TALLAHASSEE, FL – Gov. Ron DeSantis’ newest battle with the Biden administration involves dropping Florida out of the nation’s workplace-safety agency, the Occupational Safety and Health Administration (OSHA).
In the governor’s official call for a special session, he wants “the State to evaluate whether it should assert jurisdiction over occupational safety and health issues for government and private employees.” In other words, lawmakers will discuss whether the state should create its own agency to replace OSHA.
Theresa King, president of the Florida Building and Construction Trade Council, said federal protections are life-saving for her industry and should not be tampered with to win political points.
“It would totally disrupt the safety mechanisms that are in place, that are known, that we have in the construction industry and with the clients that we work for when we go onto their property to work,” King asserted.
The controversy is an offshoot of Biden’s call for OSHA to require employers with 100 or more workers to implement a COVID-19 vaccine-or-weekly-testing mandate, but the proposal is still under review by the White House.
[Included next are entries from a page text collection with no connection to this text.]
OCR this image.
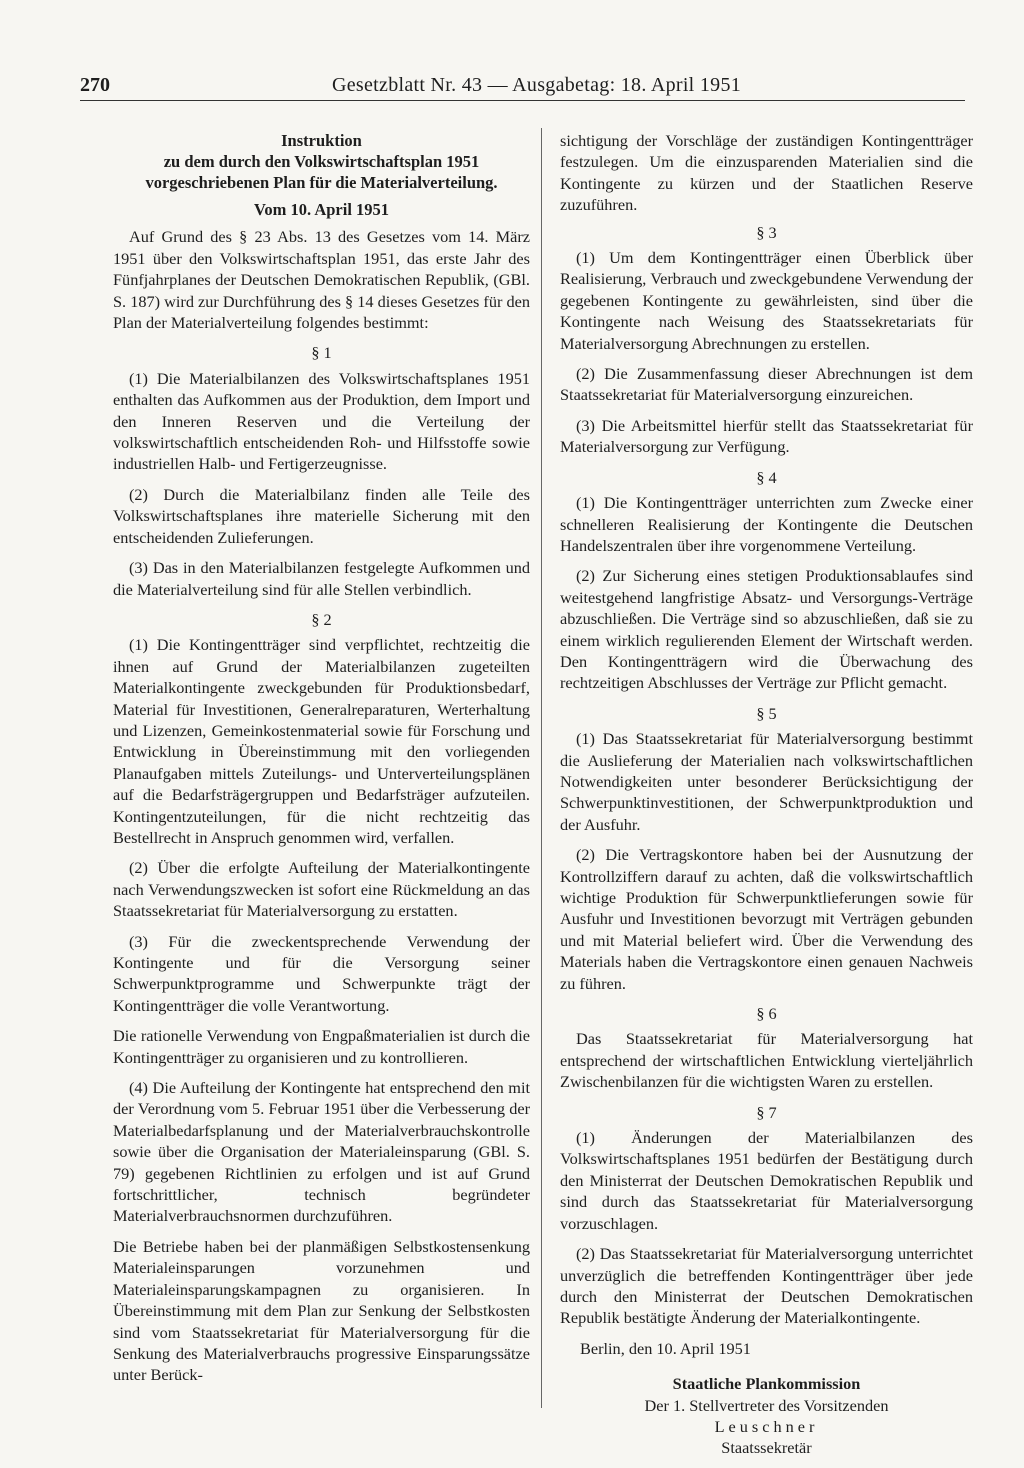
270	Gesetzblatt Nr. 43 — Ausgabetag: 18. April 1951
Instruktion
zu dem durch den Volkswirtschaftsplan 1951
vorgeschriebenen Plan für die Materialverteilung.
Vom 10. April 1951

Auf Grund des § 23 Abs. 13 des Gesetzes vom 14. März 1951 über den Volkswirtschaftsplan 1951, das erste Jahr des Fünfjahrplanes der Deutschen Demokratischen Republik, (GBl. S. 187) wird zur Durchführung des § 14 dieses Gesetzes für den Plan der Materialverteilung folgendes bestimmt:

§ 1

(1) Die Materialbilanzen des Volkswirtschaftsplanes 1951 enthalten das Aufkommen aus der Produktion, dem Import und den Inneren Reserven und die Verteilung der volkswirtschaftlich entscheidenden Roh- und Hilfsstoffe sowie industriellen Halb- und Fertigerzeugnisse.

(2) Durch die Materialbilanz finden alle Teile des Volkswirtschaftsplanes ihre materielle Sicherung mit den entscheidenden Zulieferungen.

(3) Das in den Materialbilanzen festgelegte Aufkommen und die Materialverteilung sind für alle Stellen verbindlich.

§ 2

(1) Die Kontingentträger sind verpflichtet, rechtzeitig die ihnen auf Grund der Materialbilanzen zugeteilten Materialkontingente zweckgebunden für Produktionsbedarf, Material für Investitionen, Generalreparaturen, Werterhaltung und Lizenzen, Gemeinkostenmaterial sowie für Forschung und Entwicklung in Übereinstimmung mit den vorliegenden Planaufgaben mittels Zuteilungs- und Unterverteilungsplänen auf die Bedarfsträgergruppen und Bedarfsträger aufzuteilen. Kontingentzuteilungen, für die nicht rechtzeitig das Bestellrecht in Anspruch genommen wird, verfallen.

(2) Über die erfolgte Aufteilung der Materialkontingente nach Verwendungszwecken ist sofort eine Rückmeldung an das Staatssekretariat für Materialversorgung zu erstatten.

(3) Für die zweckentsprechende Verwendung der Kontingente und für die Versorgung seiner Schwerpunktprogramme und Schwerpunkte trägt der Kontingentträger die volle Verantwortung.

Die rationelle Verwendung von Engpaßmaterialien ist durch die Kontingentträger zu organisieren und zu kontrollieren.

(4) Die Aufteilung der Kontingente hat entsprechend den mit der Verordnung vom 5. Februar 1951 über die Verbesserung der Materialbedarfsplanung und der Materialverbrauchskontrolle sowie über die Organisation der Materialeinsparung (GBl. S. 79) gegebenen Richtlinien zu erfolgen und ist auf Grund fortschrittlicher, technisch begründeter Materialverbrauchsnormen durchzuführen.

Die Betriebe haben bei der planmäßigen Selbstkostensenkung Materialeinsparungen vorzunehmen und Materialeinsparungskampagnen zu organisieren. In Übereinstimmung mit dem Plan zur Senkung der Selbstkosten sind vom Staatssekretariat für Materialversorgung für die Senkung des Materialverbrauchs progressive Einsparungssätze unter Berück-

sichtigung der Vorschläge der zuständigen Kontingentträger festzulegen. Um die einzusparenden Materialien sind die Kontingente zu kürzen und der Staatlichen Reserve zuzuführen.

§ 3

(1) Um dem Kontingentträger einen Überblick über Realisierung, Verbrauch und zweckgebundene Verwendung der gegebenen Kontingente zu gewährleisten, sind über die Kontingente nach Weisung des Staatssekretariats für Materialversorgung Abrechnungen zu erstellen.

(2) Die Zusammenfassung dieser Abrechnungen ist dem Staatssekretariat für Materialversorgung einzureichen.

(3) Die Arbeitsmittel hierfür stellt das Staatssekretariat für Materialversorgung zur Verfügung.

§ 4

(1) Die Kontingentträger unterrichten zum Zwecke einer schnelleren Realisierung der Kontingente die Deutschen Handelszentralen über ihre vorgenommene Verteilung.

(2) Zur Sicherung eines stetigen Produktionsablaufes sind weitestgehend langfristige Absatz- und Versorgungs-Verträge abzuschließen. Die Verträge sind so abzuschließen, daß sie zu einem wirklich regulierenden Element der Wirtschaft werden. Den Kontingentträgern wird die Überwachung des rechtzeitigen Abschlusses der Verträge zur Pflicht gemacht.

§ 5

(1) Das Staatssekretariat für Materialversorgung bestimmt die Auslieferung der Materialien nach volkswirtschaftlichen Notwendigkeiten unter besonderer Berücksichtigung der Schwerpunktinvestitionen, der Schwerpunktproduktion und der Ausfuhr.

(2) Die Vertragskontore haben bei der Ausnutzung der Kontrollziffern darauf zu achten, daß die volkswirtschaftlich wichtige Produktion für Schwerpunktlieferungen sowie für Ausfuhr und Investitionen bevorzugt mit Verträgen gebunden und mit Material beliefert wird. Über die Verwendung des Materials haben die Vertragskontore einen genauen Nachweis zu führen.

§ 6

Das Staatssekretariat für Materialversorgung hat entsprechend der wirtschaftlichen Entwicklung vierteljährlich Zwischenbilanzen für die wichtigsten Waren zu erstellen.

§ 7

(1) Änderungen der Materialbilanzen des Volkswirtschaftsplanes 1951 bedürfen der Bestätigung durch den Ministerrat der Deutschen Demokratischen Republik und sind durch das Staatssekretariat für Materialversorgung vorzuschlagen.

(2) Das Staatssekretariat für Materialversorgung unterrichtet unverzüglich die betreffenden Kontingentträger über jede durch den Ministerrat der Deutschen Demokratischen Republik bestätigte Änderung der Materialkontingente.

Berlin, den 10. April 1951

Staatliche Plankommission
Der 1. Stellvertreter des Vorsitzenden
Leuschner
Staatssekretär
Florida’s special session is scheduled for Nov. 15-19.
According to OSHA, there are currently 22 State Plans covering both private-sector and state and local government workers.
Dr. Rich Templin, director of politics and public policy for the Florida AFL-CIO, which represents more than 1.3 million workers in the state, said Florida’s history of eliminating its own Department of Labor 20 years ago already reduced protections for public-sector workers.
“For the same state government to now say they want to pull everybody else in Florida out of the Occupational Safety and Health Administration, that’s terrifying because they’ve already shown that they have no interest and no commitment to put something in its place,” Templin argued.
Templin stressed such a massive change should require all stakeholders to have a say in the process.
Republican leaders contend Florida having its own agency could limit what they see as federal-government overreach. However, any state worker safety plan must still get OSHA approval, a process that could take years beyond the current political fight.